Trends in Virtualization

By: Nancee Ruzicka

Making Virtualization Operational

In the coming year, there will be hard questions asked of those responsible for defining and evaluating strategies for the wider rollout of Network Function Virtualization (NFV) and its complex cousin Software Defined Networking (SDN). Any business case for widespread implementation of virtualization must address business and operational challenges as well as risks to existing customers, infrastructure, and revenues. The savings arguments derived from data center implementations don’t begin to capture the challenges faced by network operators contemplating virtualization in the public network.

Fortunately, most operators recognize that and numerous surveys indicate that the benefit they most seek is accelerated time-to-market for new services. Bringing new connected services to market faster affects the entire business, not just the network infrastructure. And in order to move NFV and SDN from proof-of-concept to the public network, we need to prioritize operations. Operating the complex public networks serving billions of customers worldwide takes planning, sophisticated OSS/BSS (Operational and Business Support Systems), integration, and standards. And introducing layers of virtualization that multiply complexity by an order of magnitude requires modernization of those tried and true elements without sacrificing what has delivered more than a century of success.
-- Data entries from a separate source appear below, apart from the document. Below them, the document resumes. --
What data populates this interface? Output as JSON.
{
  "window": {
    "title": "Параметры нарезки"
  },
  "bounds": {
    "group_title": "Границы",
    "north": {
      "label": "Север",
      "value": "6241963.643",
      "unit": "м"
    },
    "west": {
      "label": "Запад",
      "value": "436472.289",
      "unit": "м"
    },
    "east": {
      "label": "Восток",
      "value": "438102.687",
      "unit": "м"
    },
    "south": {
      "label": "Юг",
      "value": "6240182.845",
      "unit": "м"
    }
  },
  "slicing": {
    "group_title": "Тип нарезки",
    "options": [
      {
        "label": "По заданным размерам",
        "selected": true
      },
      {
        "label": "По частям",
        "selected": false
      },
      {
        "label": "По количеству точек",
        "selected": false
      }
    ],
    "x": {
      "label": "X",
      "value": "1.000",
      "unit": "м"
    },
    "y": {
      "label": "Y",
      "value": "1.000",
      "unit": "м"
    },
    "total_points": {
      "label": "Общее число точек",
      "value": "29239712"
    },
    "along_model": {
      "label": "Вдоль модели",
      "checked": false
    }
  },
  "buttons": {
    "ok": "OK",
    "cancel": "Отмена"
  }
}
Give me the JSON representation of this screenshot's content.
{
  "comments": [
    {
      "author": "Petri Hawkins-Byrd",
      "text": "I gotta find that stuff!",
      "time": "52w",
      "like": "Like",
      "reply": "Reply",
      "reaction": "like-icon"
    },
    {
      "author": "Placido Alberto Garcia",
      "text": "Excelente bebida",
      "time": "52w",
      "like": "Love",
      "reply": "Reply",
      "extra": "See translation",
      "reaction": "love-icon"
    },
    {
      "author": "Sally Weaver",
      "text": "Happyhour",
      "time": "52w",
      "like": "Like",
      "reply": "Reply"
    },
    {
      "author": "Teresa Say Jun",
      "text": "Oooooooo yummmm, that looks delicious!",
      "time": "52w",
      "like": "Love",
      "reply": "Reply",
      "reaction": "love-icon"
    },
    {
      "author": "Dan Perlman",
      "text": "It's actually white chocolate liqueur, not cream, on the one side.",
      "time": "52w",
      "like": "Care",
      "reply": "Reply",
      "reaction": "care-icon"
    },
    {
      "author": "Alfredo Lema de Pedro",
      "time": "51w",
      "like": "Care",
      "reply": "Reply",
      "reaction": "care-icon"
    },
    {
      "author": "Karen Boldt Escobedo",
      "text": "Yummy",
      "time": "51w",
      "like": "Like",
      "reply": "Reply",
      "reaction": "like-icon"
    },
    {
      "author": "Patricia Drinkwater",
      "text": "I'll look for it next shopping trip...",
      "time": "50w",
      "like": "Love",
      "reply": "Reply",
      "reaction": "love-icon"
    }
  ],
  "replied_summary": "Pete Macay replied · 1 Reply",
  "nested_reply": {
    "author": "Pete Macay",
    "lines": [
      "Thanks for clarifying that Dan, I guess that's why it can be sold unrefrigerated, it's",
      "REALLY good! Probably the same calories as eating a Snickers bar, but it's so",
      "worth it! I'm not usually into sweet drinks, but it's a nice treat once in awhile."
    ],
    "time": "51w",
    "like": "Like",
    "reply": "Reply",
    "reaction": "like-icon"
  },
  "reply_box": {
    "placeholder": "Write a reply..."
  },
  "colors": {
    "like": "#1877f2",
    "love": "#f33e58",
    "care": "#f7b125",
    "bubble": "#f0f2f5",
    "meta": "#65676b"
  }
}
Going forward, every virtualization strategy, be it data center, network, or services, will start and end with data. Data will tell us what customers want, capture their orders, and rapidly activate the proper combination of software and hardware to deliver the right services. Data will tell us what customers are doing, how much it costs, whether it’s safe, and what they will want next. Data will tell service providers how they are doing, how resources from the core of the network to the call center to the underlying OSS/BSS are performing, and enable dynamic adjustment to meet changing demands for capacity and services.

Making virtualization operational will take a fresh perspective from the top-down process definitions to the bottoms-up systems integration. NFV isn’t a new silo with an independent network overlay and an isolated stack of OSS/BSS. SDN isn’t effective if the elements defined in software aren’t integrated with the existing hardware elements. Standards will become critical to ensure that data can be stored, shared, and managed by and between service providers, businesses, applications, and customers across the entirety of their business.

All this will take time; but understanding that a successful virtualization strategy requires an operational focus is a good start and an important trend as we move from proof-of-concept to making virtualization operational in the dynamic, always-on environment of the public network.

Back to basics

As an industry, we’re much more comfortable digesting network details; but a competitive business plan that includes virtualization is much broader and needs to address the specific tactical network and operations configurations that are currently in place to enable the business to generate revenue and reduce costs as virtualization is introduced. Despite all the press to the contrary, network operators aren’t forever destined to become a regulated utility, but avoiding "bitpipedom" requires the intentional decision to be a retailer and that adjustment, alone, is taking longer than expected.

To turn the aircraft carrier that is present-day service provider operations requires strong, strict, and relentless leadership. Whatever divisions exist between network and IT must be extinguished and those that don’t come along get left behind. Realizing the kind of significant change that virtualization has the potential to create requires strong and stable leadership, organizational commitment, and a clear strategy.

In the business triumvirate of People, Process & Technology; there’s a reason that technology is last. Relatively speaking - it’s easy.